Беда: 7/IX он взял из «Нового мира», из сейфа, 3 экземпляра своего романа и отвез друзьям. 11/IX там был обыск… Искали у хозяина какие-то теософские сочинения – всерьез? или для виду? неизвестно – и напоследок спросили: «А что в этом чемодане? белье?» Хозяйка ответила правду.
Они унесли чемодан.
– А роман мой обладает большой убойной силой, – говорит Солженицын. – Теперь они его читают.
Один экземпляр он сейчас же снес в ЦГАЛИ. Не знаю, по правде, зачем… Ведь ЦГАЛИ – это то же министерство.
В Рязани житье ему плохое. Квартира в старом, развалившемся деревянном доме, напротив – база или склад, где бывает 40–50 грузовиков в день. Жить нельзя.
Он хотел перебраться в Обнинск. Жена его прошла там по конкурсу в каком-то институте. Но начальство отклонило ее принятие – всякими ухищрениями: Обнинск, как и Рязань, ненавидит Солженицына. (Разумеется, не население, а начальство.) И ненавидит не по приказу свыше, а из глубины души.
Рассказал, какие о нем распространяются слухи – нарочно, начальством.
Сначала Павлов7 заявил, что он уголовник.

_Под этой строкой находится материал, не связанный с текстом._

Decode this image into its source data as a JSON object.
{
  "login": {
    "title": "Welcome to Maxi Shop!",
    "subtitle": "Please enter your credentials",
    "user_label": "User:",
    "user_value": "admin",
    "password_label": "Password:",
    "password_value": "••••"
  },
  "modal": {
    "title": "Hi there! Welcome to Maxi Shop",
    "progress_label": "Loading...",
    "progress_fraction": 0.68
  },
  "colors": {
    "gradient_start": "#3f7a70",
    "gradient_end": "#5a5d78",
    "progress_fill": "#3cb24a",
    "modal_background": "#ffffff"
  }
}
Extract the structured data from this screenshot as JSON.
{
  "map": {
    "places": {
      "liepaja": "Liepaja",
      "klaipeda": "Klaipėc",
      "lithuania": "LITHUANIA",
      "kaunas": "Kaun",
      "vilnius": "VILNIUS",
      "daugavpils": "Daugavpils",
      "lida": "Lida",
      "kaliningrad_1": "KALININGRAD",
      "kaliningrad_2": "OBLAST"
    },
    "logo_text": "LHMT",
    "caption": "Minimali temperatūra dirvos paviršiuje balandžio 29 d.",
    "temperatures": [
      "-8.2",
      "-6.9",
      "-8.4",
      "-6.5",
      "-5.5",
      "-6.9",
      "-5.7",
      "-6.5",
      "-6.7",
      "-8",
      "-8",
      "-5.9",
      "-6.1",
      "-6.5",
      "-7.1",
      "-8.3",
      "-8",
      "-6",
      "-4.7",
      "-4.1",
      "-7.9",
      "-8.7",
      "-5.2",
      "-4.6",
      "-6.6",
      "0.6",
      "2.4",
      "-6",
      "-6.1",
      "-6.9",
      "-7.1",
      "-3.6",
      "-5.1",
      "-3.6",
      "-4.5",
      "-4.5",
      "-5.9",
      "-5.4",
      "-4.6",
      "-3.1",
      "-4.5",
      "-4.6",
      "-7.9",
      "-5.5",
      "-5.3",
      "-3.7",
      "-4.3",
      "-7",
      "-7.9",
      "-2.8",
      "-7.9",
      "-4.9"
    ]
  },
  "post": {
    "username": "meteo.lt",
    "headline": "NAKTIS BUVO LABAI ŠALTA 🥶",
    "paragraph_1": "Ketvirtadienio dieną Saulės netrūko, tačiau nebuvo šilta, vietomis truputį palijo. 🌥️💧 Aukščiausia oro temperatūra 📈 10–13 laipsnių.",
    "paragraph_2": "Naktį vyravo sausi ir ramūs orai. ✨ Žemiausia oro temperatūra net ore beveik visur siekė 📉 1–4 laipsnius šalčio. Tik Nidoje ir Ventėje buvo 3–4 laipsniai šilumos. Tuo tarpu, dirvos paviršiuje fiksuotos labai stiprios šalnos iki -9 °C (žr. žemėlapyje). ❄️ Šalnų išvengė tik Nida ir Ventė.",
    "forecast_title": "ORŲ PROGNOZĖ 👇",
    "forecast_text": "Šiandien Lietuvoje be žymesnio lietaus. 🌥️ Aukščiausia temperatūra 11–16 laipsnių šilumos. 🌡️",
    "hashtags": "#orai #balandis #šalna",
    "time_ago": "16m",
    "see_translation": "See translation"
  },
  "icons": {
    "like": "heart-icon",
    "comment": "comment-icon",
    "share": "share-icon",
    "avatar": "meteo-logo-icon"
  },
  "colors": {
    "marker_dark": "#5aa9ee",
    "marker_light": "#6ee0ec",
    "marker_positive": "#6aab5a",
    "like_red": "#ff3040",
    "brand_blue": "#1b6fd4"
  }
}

Теперь инструкторы сообщают слушателям, что он был в плену, что он – власовец, что он был полицаем…
Арестованы – уже довольно давно – Синявский (автор предисловия о Пастернаке) и переводчик Даниэль. Их обвиняют в том, что они – Абрам Терц8.
Всюду ищут самиздат.
У нас живет Солженицын. (В Колиной комнате – Коля в Венгрии.) Дед его внезапно пригласил. Он приехал и живет совершенно невидно и неслышно. Целыми днями сидит у себя в комнате за плотно закрытой дверью. Выходит только в сад и бродит один по участку. С нами видится только за едой. Правда, сегодня в 5.30 он собирался читать нам свои стихи, но Дед позабыл об этом и разрешил приехать Заходеру.